'A brilliant conceit . . . the truest and most original account of Philipism . . . Hilarious and obsessive, it is sure to gain a cult status all of its own.'
THE SUNDAY TIMES
'Fabulous . . . a great travel tale and an epic culture clash'
Simon Reeve, author and BBC presenter
The Tanna tribe of Vanuatu worship Prince Philip as a god
As a bookish child growing up on Merseyside in the 1980s, Matthew Baylis identified with the much-mocked Prince Philip as a fellow outsider. He even had a poster of him on his bedroom wall.

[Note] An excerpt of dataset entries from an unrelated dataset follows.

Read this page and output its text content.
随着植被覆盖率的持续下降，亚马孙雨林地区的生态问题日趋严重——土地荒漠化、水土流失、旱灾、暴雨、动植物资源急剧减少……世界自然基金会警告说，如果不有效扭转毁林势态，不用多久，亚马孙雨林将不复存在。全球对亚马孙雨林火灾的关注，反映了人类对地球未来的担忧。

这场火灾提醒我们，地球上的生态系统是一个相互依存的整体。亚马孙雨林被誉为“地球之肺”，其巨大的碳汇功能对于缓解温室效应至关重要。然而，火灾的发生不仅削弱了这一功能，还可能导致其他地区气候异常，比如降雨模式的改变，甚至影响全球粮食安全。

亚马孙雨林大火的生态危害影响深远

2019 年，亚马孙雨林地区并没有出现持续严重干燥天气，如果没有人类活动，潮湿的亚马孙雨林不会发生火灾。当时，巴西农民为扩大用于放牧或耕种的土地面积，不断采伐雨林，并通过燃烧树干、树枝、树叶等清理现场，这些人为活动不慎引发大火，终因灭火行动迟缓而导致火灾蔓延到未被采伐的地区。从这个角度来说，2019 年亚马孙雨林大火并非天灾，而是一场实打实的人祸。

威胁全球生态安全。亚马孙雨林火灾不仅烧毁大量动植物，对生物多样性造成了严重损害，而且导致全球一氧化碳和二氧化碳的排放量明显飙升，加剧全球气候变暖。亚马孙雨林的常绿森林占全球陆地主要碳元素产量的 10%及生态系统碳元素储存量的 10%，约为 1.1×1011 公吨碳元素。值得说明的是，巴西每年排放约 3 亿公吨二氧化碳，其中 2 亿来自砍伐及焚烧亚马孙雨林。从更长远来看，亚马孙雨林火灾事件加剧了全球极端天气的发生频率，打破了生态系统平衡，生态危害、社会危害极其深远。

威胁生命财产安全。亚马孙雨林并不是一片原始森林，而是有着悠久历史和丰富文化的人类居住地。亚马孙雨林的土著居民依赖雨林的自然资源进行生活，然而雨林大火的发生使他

Years later, his Philip-worship long behind him, Baylis heard about the existence of a Philip cult on the South Sea island of Tanna. Why was it there? Nobody had a convincing answer. Nobody even seemed to want to find one.
His curiosity fatally piqued, the author travelled over 10,000 miles to find a society both remote and slap-bang in the shipping-lanes of history. A place where US airmen, Lithuanian libertarians, Corsican paratroopers and Graeco-Danish princes have had as much impact as the missionaries and the slave-traders. On the rumbling slopes of this remarkable volcanic island, banjaxed by daily doses of the local narcotic, suffering from a diet of yams and regularly accused of being a divine emissary of the Duke, Baylis uncovered a religion unlike any other on the planet.
Self-deprecating, hilarious and -- almost incredibly -- true, this is travel writing at its horizon-expanding best.